Preheat your oven to 350°F (175°C). Grease and flour a 9×5 inch loaf pan.
In a medium bowl, whisk together the flour, baking soda, and salt.
In a large bowl, cream together the granulated sugar and softened butter until light and fluffy.
Beat in the eggs one at a time, then stir in the vanilla extract.
Gradually add the dry ingredients to the wet ingredients, alternating with the orange juice, beginning and ending with the dry ingredients. Mix until just combined; do not overmix.
Gently fold in the chopped cranberries and orange zest. If using frozen cranberries, do not thaw them first.
Pour the batter into the prepared loaf pan and spread evenly.
Bake for 50-60 minutes, or until a wooden skewer inserted into the center comes out clean.
Let the bread cool in the pan for 10 minutes before transferring it to a wire rack to cool completely.

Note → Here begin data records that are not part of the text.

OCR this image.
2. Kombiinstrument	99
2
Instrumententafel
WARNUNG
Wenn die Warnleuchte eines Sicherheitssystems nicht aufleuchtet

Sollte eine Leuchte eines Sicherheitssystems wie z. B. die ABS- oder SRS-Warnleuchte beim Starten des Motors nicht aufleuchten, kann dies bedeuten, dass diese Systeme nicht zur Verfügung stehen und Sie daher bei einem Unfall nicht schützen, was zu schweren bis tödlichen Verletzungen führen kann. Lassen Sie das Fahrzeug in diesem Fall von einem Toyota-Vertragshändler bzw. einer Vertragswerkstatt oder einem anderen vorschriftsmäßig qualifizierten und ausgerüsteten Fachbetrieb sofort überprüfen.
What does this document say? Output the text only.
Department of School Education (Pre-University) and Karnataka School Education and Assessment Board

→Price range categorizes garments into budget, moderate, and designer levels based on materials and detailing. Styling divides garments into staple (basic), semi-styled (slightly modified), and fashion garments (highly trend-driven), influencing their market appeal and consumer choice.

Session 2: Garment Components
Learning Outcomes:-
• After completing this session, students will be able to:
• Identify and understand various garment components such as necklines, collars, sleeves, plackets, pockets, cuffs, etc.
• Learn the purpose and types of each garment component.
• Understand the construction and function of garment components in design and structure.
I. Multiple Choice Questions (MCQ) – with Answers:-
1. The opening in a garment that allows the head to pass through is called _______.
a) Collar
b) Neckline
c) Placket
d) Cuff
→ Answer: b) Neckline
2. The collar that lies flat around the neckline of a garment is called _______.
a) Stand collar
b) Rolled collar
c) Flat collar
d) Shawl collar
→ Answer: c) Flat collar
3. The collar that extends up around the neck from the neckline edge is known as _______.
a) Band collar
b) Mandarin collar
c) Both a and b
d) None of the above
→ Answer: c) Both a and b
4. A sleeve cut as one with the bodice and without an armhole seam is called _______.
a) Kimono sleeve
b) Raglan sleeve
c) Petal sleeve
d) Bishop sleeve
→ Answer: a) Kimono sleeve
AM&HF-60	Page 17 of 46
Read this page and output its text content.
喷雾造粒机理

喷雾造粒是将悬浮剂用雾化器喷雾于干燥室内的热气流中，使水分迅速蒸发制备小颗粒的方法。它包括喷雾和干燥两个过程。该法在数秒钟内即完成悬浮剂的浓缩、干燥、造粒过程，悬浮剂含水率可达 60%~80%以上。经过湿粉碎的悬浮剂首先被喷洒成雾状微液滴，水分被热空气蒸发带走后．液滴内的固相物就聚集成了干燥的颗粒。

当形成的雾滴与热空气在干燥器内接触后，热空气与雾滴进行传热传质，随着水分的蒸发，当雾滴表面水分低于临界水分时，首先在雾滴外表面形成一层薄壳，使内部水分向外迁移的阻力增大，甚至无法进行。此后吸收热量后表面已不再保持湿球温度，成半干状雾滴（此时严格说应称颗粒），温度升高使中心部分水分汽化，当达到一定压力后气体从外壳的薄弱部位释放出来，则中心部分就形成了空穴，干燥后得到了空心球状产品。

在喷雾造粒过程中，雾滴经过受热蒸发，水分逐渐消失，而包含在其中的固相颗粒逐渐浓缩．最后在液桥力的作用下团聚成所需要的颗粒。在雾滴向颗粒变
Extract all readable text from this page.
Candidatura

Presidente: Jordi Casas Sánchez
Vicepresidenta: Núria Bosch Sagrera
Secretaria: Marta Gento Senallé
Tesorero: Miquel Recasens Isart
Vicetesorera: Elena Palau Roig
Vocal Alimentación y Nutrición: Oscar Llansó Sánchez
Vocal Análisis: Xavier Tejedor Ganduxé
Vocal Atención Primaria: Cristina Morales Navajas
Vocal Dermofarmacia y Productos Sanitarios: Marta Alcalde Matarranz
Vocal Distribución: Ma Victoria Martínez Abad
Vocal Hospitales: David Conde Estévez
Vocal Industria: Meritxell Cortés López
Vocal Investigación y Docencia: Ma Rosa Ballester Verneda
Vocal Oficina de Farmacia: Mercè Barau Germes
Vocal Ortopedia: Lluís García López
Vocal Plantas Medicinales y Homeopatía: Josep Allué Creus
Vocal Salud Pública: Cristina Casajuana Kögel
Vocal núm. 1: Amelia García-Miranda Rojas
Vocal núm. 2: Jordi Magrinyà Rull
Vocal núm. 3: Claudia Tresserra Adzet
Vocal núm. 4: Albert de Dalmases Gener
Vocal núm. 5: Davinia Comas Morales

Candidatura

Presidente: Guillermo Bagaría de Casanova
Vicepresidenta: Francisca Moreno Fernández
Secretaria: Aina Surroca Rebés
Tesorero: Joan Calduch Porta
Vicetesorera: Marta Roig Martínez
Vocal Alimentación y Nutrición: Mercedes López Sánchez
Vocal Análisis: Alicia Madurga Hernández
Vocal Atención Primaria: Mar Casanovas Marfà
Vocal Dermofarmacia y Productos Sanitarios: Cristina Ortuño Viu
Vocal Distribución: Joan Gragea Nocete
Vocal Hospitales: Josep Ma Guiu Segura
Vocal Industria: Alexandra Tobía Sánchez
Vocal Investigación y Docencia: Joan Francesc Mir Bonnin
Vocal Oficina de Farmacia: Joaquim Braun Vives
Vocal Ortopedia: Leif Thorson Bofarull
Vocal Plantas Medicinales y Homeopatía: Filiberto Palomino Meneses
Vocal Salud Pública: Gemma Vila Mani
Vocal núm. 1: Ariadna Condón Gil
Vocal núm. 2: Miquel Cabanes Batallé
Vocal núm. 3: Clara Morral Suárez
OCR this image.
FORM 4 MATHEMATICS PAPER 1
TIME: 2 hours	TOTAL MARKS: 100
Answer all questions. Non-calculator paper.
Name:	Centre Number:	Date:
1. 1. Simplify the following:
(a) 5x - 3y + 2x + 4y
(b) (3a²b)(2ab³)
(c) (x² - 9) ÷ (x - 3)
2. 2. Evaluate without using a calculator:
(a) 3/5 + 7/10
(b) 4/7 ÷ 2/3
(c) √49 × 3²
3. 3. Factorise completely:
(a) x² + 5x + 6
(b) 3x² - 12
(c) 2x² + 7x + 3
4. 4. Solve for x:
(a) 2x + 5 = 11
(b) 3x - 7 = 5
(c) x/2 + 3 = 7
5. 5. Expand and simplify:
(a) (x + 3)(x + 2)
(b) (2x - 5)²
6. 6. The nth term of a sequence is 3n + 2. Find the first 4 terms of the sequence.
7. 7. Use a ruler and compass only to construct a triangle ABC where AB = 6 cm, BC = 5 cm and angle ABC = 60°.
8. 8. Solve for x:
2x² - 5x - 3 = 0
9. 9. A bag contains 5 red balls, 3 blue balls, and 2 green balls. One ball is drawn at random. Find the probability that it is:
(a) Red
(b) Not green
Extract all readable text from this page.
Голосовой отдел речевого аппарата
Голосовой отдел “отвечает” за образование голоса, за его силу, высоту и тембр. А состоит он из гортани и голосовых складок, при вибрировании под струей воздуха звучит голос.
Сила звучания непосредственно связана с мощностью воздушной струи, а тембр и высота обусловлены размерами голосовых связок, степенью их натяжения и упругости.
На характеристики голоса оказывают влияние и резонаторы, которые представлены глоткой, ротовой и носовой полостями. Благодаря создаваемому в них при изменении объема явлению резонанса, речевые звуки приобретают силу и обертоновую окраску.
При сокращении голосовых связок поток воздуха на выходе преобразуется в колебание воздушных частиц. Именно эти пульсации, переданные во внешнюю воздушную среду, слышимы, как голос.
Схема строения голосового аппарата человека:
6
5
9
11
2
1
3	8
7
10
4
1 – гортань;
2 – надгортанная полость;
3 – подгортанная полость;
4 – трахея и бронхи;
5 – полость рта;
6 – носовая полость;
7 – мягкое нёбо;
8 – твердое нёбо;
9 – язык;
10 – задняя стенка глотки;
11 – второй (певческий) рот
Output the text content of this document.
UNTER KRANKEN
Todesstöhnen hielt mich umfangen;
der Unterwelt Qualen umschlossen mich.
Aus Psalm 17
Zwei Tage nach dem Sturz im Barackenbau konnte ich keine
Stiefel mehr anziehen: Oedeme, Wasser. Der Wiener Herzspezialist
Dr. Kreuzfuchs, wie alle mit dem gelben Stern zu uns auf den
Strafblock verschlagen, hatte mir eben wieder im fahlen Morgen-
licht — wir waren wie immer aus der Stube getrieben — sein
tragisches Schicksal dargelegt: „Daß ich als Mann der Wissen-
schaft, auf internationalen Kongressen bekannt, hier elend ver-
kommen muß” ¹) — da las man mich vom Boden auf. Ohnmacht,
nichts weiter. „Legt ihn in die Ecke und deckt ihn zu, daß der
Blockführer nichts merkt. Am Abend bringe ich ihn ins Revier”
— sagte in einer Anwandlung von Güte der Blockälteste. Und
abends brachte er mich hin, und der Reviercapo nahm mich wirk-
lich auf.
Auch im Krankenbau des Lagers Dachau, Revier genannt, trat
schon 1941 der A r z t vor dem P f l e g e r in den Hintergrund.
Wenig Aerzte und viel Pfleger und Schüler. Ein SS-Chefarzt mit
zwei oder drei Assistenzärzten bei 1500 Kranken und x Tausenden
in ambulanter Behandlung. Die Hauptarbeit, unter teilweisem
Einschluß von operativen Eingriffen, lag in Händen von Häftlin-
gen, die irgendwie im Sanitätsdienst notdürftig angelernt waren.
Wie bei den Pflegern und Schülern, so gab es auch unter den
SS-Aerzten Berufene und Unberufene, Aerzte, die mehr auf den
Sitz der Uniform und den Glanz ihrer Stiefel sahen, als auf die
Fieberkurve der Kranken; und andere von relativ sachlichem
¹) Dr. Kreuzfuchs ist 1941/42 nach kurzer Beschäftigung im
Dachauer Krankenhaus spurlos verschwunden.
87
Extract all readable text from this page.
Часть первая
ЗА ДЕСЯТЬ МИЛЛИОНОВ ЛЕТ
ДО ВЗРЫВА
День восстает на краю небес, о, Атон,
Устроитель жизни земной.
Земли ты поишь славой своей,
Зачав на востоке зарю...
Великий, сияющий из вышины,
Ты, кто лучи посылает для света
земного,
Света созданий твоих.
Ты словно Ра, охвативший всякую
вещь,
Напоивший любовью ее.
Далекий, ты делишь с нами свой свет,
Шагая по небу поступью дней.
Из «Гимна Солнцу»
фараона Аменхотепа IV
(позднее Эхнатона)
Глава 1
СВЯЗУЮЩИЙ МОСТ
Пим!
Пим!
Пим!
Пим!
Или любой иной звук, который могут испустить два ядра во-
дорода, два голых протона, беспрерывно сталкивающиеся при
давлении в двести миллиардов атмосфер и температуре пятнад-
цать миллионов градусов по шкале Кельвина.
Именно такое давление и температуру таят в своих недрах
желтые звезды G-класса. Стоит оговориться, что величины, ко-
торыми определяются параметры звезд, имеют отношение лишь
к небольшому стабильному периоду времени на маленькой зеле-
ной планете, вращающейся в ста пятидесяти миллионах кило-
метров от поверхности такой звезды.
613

If desired, prepare the orange glaze by whisking together powdered sugar and orange juice until smooth. Drizzle over the cooled bread.
Notes
To prevent cranberries from sinking, toss them with a tablespoon of the flour mixture before folding them into the batter.
This bread freezes well. Wrap cooled loaves tightly in plastic wrap and then foil.
For a stronger orange flavor, you can add more zest.